Sometimes it takes the simplest things in life to make you happy. Our departure from Refugio came courtesy of an aggravatingly rolly night at anchor, waking up from storm nightmares at 1am to be greeted on the radio by a foreboding 3 day long small craft advisory/ gale warning from NOAA, followed by a confusingly calm morning when we made our way to Santa Barbara harbor, where we knew we would be safe and comfortable for the duration of our stay. At $38 a day, spending 2 nights docked for something we usually get free on our tiny budget was a bit of a splurge, but we vowed to be back out at anchor as soon as possible, after some good nights of sleep.
The most outstanding feature of Santa Barbara is its Spanish Colonial Revival architecture, adopted as the official civic architectural style in honor of the town’s Hispanic heritage. Red tiled roofs, rounded features and painted tile work are complimented in the warm sun by a generous assortment of lush plants and courtyards where parched birds drink from burbling fountains. State street is the main tourist district here, where heritage style buildings are filled with restaurants, bars and clothing stores. We had some ice cream at McConnells, reputed to be the best ice creamery in California, and some wood fired pizza at Persona, which won an award in Italy. Not having tasted every ice cream and pizza in California or Italy, we can’t say for sure if they are the best, but we did enjoy our food. Those that like their drinks hard will also be happy to know that Santa Barbara is well known for its craft beers and wines, especially pinot noir, a wine that is difficult to make well.
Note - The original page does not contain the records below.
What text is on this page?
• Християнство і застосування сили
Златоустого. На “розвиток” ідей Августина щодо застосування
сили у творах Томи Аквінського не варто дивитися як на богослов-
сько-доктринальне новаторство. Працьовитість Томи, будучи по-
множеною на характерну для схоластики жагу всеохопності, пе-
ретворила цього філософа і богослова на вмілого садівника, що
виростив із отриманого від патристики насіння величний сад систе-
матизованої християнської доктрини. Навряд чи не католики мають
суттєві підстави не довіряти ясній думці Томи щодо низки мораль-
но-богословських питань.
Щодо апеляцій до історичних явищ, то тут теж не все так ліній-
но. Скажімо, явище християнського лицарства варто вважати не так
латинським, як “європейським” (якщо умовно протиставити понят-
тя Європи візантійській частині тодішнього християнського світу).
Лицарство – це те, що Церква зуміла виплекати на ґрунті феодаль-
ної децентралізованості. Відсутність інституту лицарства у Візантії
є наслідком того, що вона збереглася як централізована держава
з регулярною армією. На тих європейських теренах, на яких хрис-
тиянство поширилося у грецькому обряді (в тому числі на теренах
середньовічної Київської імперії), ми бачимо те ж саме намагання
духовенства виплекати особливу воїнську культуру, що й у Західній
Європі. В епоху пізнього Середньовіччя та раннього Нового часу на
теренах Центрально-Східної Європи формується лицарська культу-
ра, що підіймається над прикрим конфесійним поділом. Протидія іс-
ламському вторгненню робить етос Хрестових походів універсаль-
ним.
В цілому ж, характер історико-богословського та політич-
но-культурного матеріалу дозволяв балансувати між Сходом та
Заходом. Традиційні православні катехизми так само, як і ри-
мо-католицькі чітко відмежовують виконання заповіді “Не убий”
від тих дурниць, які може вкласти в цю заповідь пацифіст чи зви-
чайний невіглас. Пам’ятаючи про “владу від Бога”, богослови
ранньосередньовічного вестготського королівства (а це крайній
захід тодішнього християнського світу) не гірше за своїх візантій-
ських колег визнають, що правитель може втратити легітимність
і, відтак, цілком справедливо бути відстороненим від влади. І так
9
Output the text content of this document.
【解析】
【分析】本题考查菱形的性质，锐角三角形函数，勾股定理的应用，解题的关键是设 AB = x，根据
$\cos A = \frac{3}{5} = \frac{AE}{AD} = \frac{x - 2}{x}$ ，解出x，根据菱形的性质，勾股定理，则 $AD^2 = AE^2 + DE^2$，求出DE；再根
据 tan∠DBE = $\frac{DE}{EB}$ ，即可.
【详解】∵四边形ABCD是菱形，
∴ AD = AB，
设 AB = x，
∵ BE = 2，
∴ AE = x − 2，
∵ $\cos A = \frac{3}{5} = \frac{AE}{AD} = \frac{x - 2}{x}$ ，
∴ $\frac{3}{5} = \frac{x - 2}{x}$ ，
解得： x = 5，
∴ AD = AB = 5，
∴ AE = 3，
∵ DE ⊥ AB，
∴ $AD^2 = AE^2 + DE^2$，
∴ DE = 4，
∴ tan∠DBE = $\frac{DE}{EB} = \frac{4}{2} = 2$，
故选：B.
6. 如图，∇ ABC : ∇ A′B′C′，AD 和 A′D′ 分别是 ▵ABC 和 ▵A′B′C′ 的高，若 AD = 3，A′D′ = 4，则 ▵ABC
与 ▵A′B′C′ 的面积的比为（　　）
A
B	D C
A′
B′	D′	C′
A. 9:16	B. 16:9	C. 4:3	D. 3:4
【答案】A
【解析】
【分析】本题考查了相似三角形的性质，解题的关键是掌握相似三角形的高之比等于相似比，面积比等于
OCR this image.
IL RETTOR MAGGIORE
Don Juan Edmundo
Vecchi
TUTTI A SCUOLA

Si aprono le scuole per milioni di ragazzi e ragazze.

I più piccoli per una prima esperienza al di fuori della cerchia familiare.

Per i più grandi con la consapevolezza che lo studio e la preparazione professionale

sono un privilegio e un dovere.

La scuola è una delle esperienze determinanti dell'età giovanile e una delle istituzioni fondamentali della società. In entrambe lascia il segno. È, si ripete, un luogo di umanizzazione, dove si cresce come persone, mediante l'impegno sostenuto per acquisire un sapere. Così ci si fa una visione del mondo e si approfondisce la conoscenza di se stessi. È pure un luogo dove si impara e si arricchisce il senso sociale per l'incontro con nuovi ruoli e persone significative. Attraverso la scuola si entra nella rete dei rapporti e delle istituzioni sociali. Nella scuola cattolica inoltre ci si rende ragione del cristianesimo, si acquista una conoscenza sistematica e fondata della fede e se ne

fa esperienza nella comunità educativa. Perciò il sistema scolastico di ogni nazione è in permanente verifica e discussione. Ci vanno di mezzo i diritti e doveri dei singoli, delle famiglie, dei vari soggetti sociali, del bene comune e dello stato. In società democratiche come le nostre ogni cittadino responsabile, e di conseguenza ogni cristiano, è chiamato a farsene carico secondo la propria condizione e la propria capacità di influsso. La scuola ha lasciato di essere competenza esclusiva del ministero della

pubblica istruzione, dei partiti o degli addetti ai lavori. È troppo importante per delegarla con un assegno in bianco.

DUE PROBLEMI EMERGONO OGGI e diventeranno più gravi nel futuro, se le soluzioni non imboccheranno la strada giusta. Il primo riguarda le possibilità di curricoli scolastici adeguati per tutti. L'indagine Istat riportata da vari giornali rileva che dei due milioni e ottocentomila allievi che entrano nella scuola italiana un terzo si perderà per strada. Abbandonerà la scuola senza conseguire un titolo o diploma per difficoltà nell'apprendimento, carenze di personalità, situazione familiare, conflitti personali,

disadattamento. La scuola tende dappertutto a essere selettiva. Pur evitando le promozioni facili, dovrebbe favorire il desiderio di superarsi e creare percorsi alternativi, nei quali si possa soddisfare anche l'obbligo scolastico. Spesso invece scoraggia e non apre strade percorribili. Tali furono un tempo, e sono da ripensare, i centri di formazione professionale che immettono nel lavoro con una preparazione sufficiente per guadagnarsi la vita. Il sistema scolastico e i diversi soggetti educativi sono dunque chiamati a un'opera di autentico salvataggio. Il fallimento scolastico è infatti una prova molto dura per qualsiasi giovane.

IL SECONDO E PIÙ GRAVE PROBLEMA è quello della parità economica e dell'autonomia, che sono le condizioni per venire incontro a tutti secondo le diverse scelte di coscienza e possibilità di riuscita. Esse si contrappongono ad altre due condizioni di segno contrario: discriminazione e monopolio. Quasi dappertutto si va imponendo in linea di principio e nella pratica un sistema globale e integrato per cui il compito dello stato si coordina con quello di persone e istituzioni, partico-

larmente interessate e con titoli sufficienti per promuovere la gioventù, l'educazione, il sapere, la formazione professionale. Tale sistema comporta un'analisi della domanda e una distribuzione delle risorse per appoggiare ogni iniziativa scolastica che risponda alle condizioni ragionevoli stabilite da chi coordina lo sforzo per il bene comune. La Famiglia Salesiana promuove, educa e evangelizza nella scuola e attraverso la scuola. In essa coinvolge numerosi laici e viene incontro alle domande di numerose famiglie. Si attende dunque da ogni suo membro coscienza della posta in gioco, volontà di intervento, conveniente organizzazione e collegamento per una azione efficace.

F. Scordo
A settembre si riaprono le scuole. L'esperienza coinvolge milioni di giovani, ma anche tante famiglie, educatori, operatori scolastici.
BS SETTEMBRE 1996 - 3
One of the prettiest buildings in this town might have a boring name; the Santa Barbara County Courthouse, but seeing it for yourself, you’d understand why on this nondescript weekday, we found 5 couples simultaneously having their wedding photos taken all around the building. It boasts an 85 foot clock tower which offers a panoramic view of Santa Barbara, with the Santa Ynez mountains to the north and the Santa Barbara channel to the south.
2 1/2 miles north of our anchorage lies the Old Misssion of Santa Barbara, built in 1786 and home to a community of Franciscan friars. Now the namesake of the city of Santa Barbara, it was named after the legend of Saint Barbara, a girl who was beheaded by her father for following the Christian Faith.
Back on Monsoon, we have officially stopped using the heater at night; we are far enough south that it is no longer cold enough to need one. Walking along the streets of Santa Barbara one day, a local sees us taking a photograph of the buildings, and says “Welcome to the most beautiful town in the world”. Why, we ask. “Just look at this weather. We have 1 week of summer and 1 week of winter a year, and then it is spring the rest of the time. Enjoy your stay.”